DapPep: Domain Adaptive Peptide-agnostic Learning for Universal T-cell Receptor-antigen Binding Affinity Prediction

TL;DR

DapPep is a novel domain-adaptive learning framework that enhances universal TCR-antigen binding affinity prediction, especially for unseen peptides, by combining a pre-trained protein language model with self-supervised training.

Contribution

It introduces a peptide-agnostic, domain-adaptive framework that improves generalization in TCR-antigen binding prediction, addressing limitations of existing deep learning methods.

Findings

Outperforms existing tools across multiple benchmarks.

Shows strong generalization for data-scarce and unseen peptide scenarios.
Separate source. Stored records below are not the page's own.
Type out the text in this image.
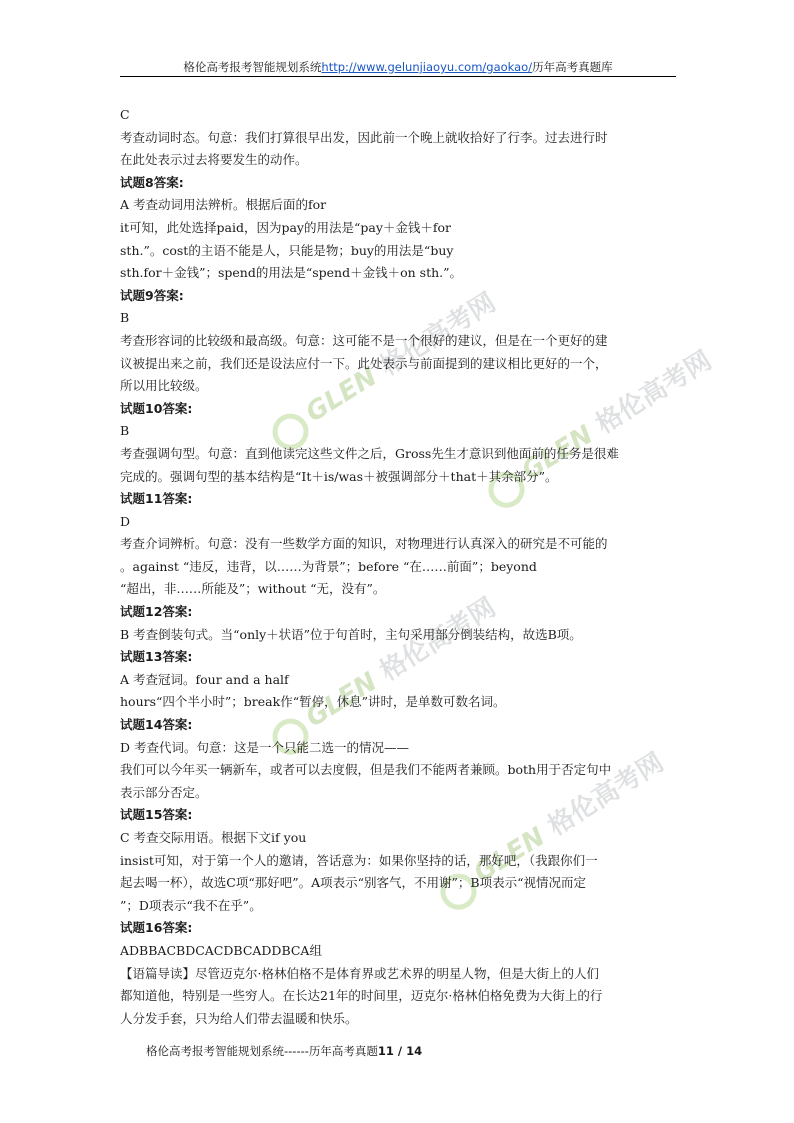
格伦高考报考智能规划系统http://www.gelunjiaoyu.com/gaokao/历年高考真题库
GLEN格伦高考网
GLEN格伦高考网
GLEN格伦高考网
GLEN格伦高考网
C
考查动词时态。句意：我们打算很早出发，因此前一个晚上就收拾好了行李。过去进行时
在此处表示过去将要发生的动作。
试题8答案:
A 考查动词用法辨析。根据后面的for
it可知，此处选择paid，因为pay的用法是“pay＋金钱＋for
sth.”。cost的主语不能是人，只能是物；buy的用法是“buy
sth.for＋金钱”；spend的用法是“spend＋金钱＋on sth.”。
试题9答案:
B
考查形容词的比较级和最高级。句意：这可能不是一个很好的建议，但是在一个更好的建
议被提出来之前，我们还是设法应付一下。此处表示与前面提到的建议相比更好的一个，
所以用比较级。
试题10答案:
B
考查强调句型。句意：直到他读完这些文件之后，Gross先生才意识到他面前的任务是很难
完成的。强调句型的基本结构是“It＋is/was＋被强调部分＋that＋其余部分”。
试题11答案:
D
考查介词辨析。句意：没有一些数学方面的知识，对物理进行认真深入的研究是不可能的
。against “违反，违背，以……为背景”；before “在……前面”；beyond
“超出，非……所能及”；without “无，没有”。
试题12答案:
B 考查倒装句式。当“only＋状语”位于句首时，主句采用部分倒装结构，故选B项。
试题13答案:
A 考查冠词。four and a half
hours“四个半小时”；break作“暂停，休息”讲时，是单数可数名词。
试题14答案:
D 考查代词。句意：这是一个只能二选一的情况——
我们可以今年买一辆新车，或者可以去度假，但是我们不能两者兼顾。both用于否定句中
表示部分否定。
试题15答案:
C 考查交际用语。根据下文if you
insist可知，对于第一个人的邀请，答话意为：如果你坚持的话，那好吧，（我跟你们一
起去喝一杯），故选C项“那好吧”。A项表示“别客气，不用谢”；B项表示“视情况而定
”；D项表示“我不在乎”。
试题16答案:
ADBBACBDCACDBCADDBCA组
【语篇导读】尽管迈克尔·格林伯格不是体育界或艺术界的明星人物，但是大街上的人们
都知道他，特别是一些穷人。在长达21年的时间里，迈克尔·格林伯格免费为大街上的行
人分发手套，只为给人们带去温暖和快乐。
格伦高考报考智能规划系统------历年高考真题11 / 14
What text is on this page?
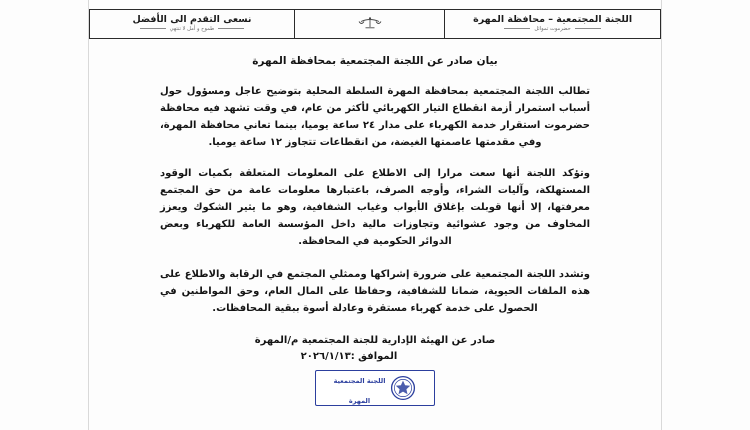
اللجنة المجتمعية – محافظة المهرة
حضرموت تموائل

نسعى التقدم الى الأفضل
طموح و أمل لا تنتهي
بيان صادر عن اللجنة المجتمعية بمحافظة المهرة
تطالب اللجنة المجتمعية بمحافظة المهرة السلطة المحلية بتوضيح عاجل ومسؤول حول أسباب استمرار أزمة انقطاع التيار الكهربائي لأكثر من عام، في وقت تشهد فيه محافظة حضرموت استقرار خدمة الكهرباء على مدار ٢٤ ساعة يوميا، بينما تعاني محافظة المهرة، وفي مقدمتها عاصمتها الغيضة، من انقطاعات تتجاوز ١٢ ساعة يوميا.
وتؤكد اللجنة أنها سعت مرارا إلى الاطلاع على المعلومات المتعلقة بكميات الوقود المستهلكة، وآليات الشراء، وأوجه الصرف، باعتبارها معلومات عامة من حق المجتمع معرفتها، إلا أنها قوبلت بإغلاق الأبواب وغياب الشفافية، وهو ما يثير الشكوك ويعزز المخاوف من وجود عشوائية وتجاوزات مالية داخل المؤسسة العامة للكهرباء وبعض الدوائر الحكومية في المحافظة.
وتشدد اللجنة المجتمعية على ضرورة إشراكها وممثلي المجتمع في الرقابة والاطلاع على هذه الملفات الحيوية، ضمانا للشفافية، وحفاظا على المال العام، وحق المواطنين في الحصول على خدمة كهرباء مستقرة وعادلة أسوة ببقية المحافظات.
صادر عن الهيئة الإدارية للجنة المجتمعية م/المهرة
الموافق :٢٠٢٦/١/١٣
اللجنة المجتمعية
المهرة
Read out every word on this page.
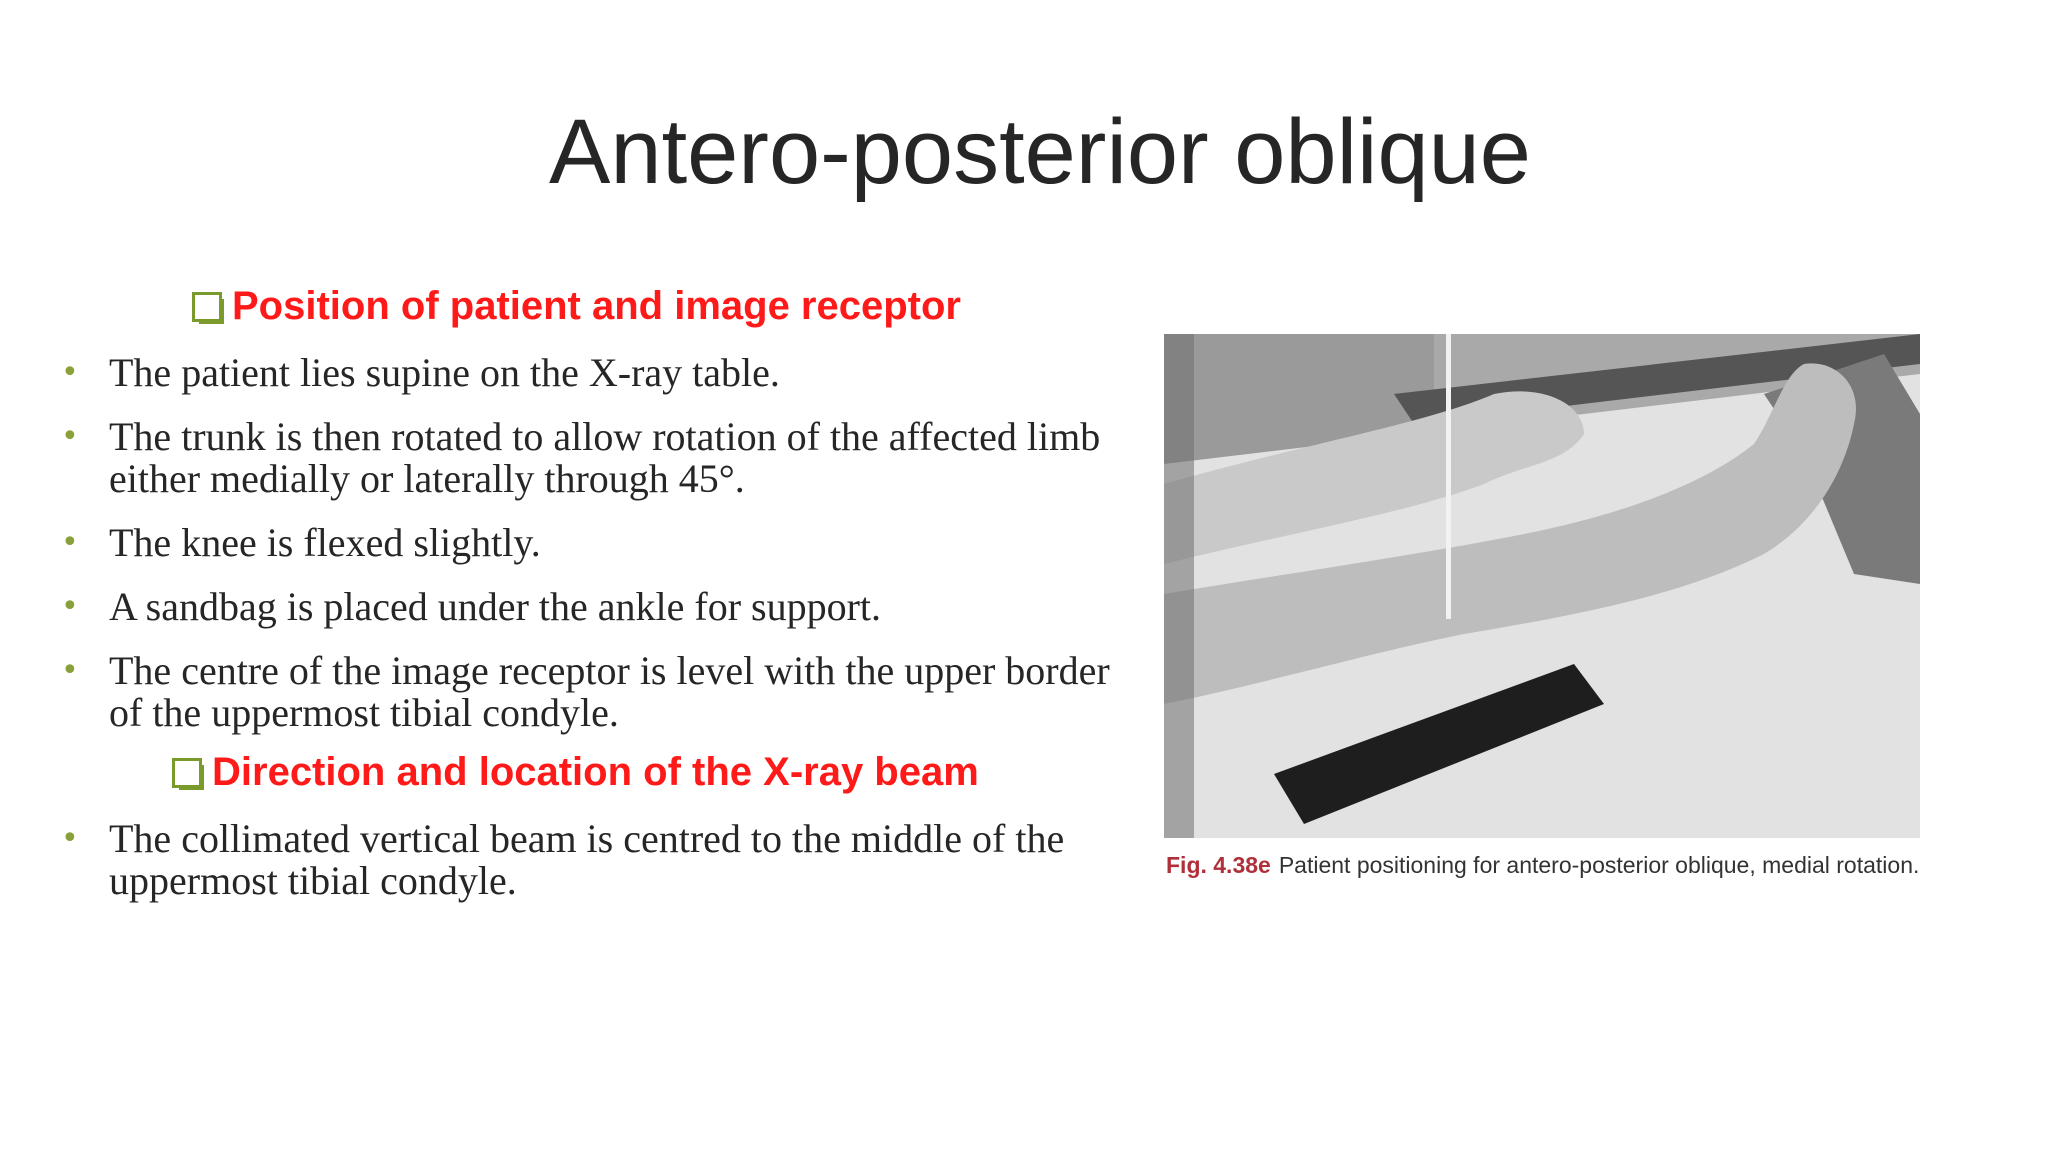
Antero-posterior oblique
Position of patient and image receptor
• The patient lies supine on the X-ray table.
• The trunk is then rotated to allow rotation of the affected limb either medially or laterally through 45°.
• The knee is flexed slightly.
• A sandbag is placed under the ankle for support.
• The centre of the image receptor is level with the upper border of the uppermost tibial condyle.
Direction and location of the X-ray beam
• The collimated vertical beam is centred to the middle of the uppermost tibial condyle.	Fig. 4.38e Patient positioning for antero-posterior oblique, medial rotation.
Effective in clinical tasks like neoantigen T cell sorting.

Abstract

Identifying T-cell receptors (TCRs) that interact with antigenic peptides provides the technical basis for developing vaccines and immunotherapies. The emergent deep learning methods excel at learning antigen binding patterns from known TCRs but struggle with novel or sparsely represented antigens. However, binding specificity for unseen antigens or exogenous peptides is critical. We introduce a domain-adaptive peptide-agnostic learning framework DapPep for universal TCR-antigen binding affinity prediction to address this challenge. The lightweight self-attention architecture combines a pre-trained protein language model with an inner-loop self-supervised regime to enable robust TCR-peptide representations. Extensive experiments on various benchmarks demonstrate that DapPep consistently outperforms existing tools, showcasing robust generalization capability, especially for data-scarce settings and unseen peptides. Moreover, DapPep proves effective in challenging clinical tasks such as sorting reactive T cells in tumor neoantigen therapy and identifying key positions in 3D structures.